In a few days, the space shuttle Endeavour will rollout to her ocean side launch pad right next to where her sistership Atlantis currently sits, to prepare for a possible rescue flight following Atlantis launch into space.
In the event that Atlantis' thermal tiles on her outerskin are damaged during her STS-125 launch and Mission Control states that reentry would be too risky, Endeavour would be called up on rescue mission STS-400.
STS-400 would see Endeavour launch with a crew of four from launch pad 39-B and into the same orbital inclination as Atlantis - 28.45 degrees to the earth's equator. After only one day of manuvers to catch up with the weakened Atlantis, Endeavour would slowly pull up and park her payload bay over her weakened sistership.
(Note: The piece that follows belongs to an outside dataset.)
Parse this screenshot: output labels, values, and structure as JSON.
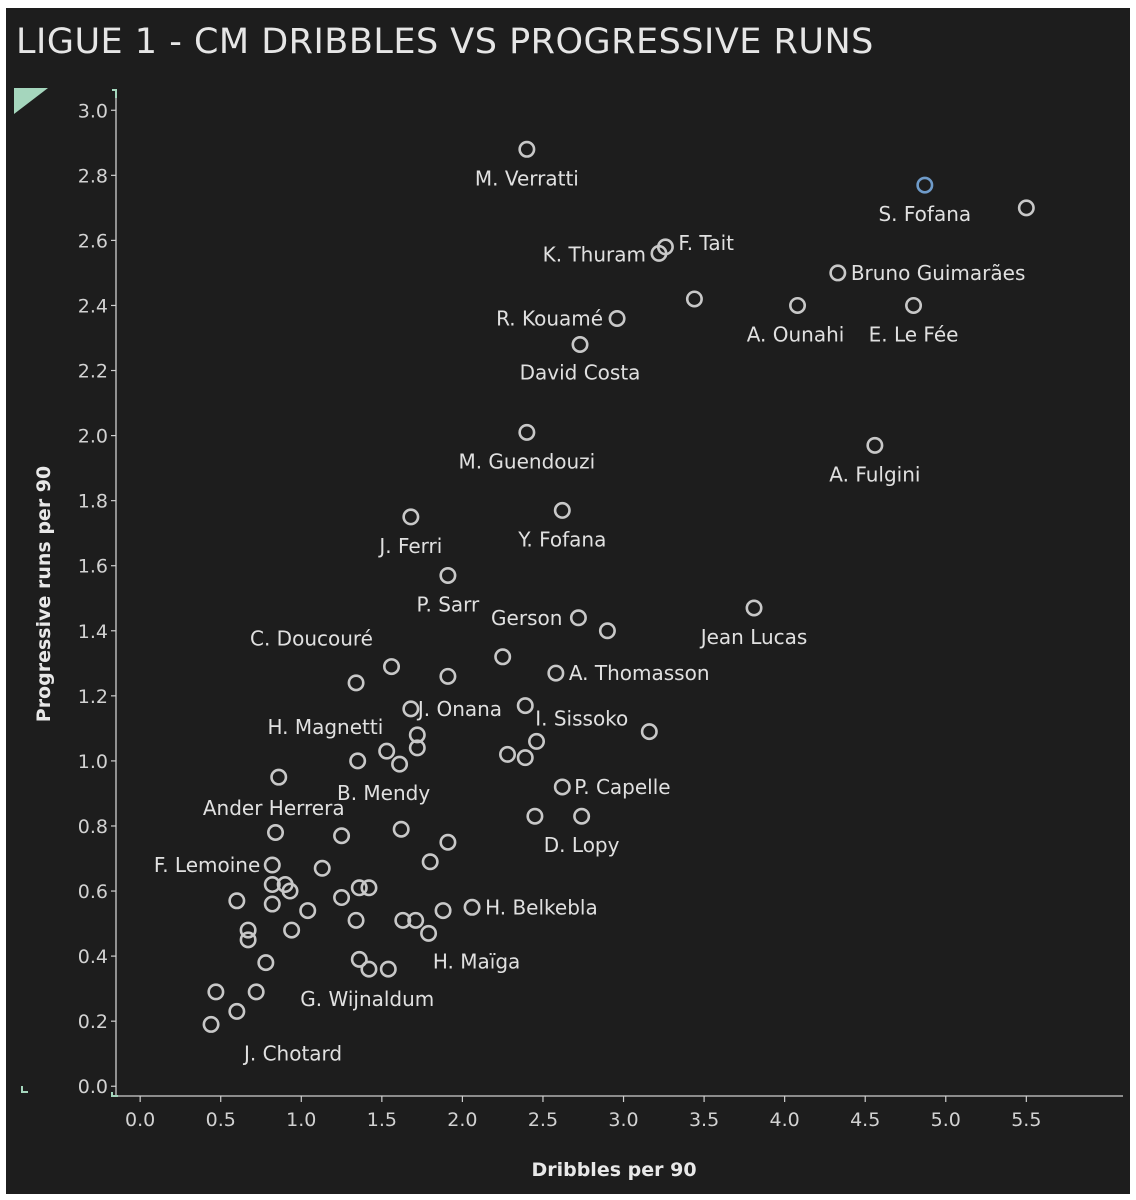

NASA's Shuttle Program Managers stated that Endeavour's 50-foot robotic arm would then latch Atlantis robotic arm so that both ships are then connected to begin crew rescue via spacewalks. Program managers also state that only the STS-125 crew of seven would spacewalk over to Endeavour's outside airlock during the span of several days.
Atlantis' spacewalking astronauts of John Grunsfeld and Andrew Feustel will depart Atlantis to prepare a rope which will assist fellow astronaut Megan McArthur over to Endeavour. The following day more of the crew will translate over concluding with Atlantis' skipper Scott Altman.
A few months ago, the Johnson Space Center said that the STS-400 crew would be made up of the commander, pilot, and two mission specialists from a recent space station mission - last November's STS-126 mission. Chris Ferguson would command STS-400, with pilot Eric Boe and mission specialists Robert Kimbrough and Stephen Bowen rounding out the crew.
A few days following Atlantis' May 12th launch, the STS-125 crew will use the robotic arm to survey the orbiter's tiles and thermal blankets along her wing leading edges, nose section and aft section. If issues with damaged tiles are seen, then two spacewalkers will venture outside to see if the damage can be repaired using an in flight maintenance kit.
If Atlantis is cleared for reentry, then Endeavour will be moved from Pad 39-B southward to Pad 39-A to be prepared for her prime mission STS-127 to the international space station.
Inside NASA, everyone we spoke with states that if Atlantis is deemed a loss while on orbit, it could mean the end of shuttle flights now instead of Autumn 2010 - the time when the shuttle fleet are set to retire.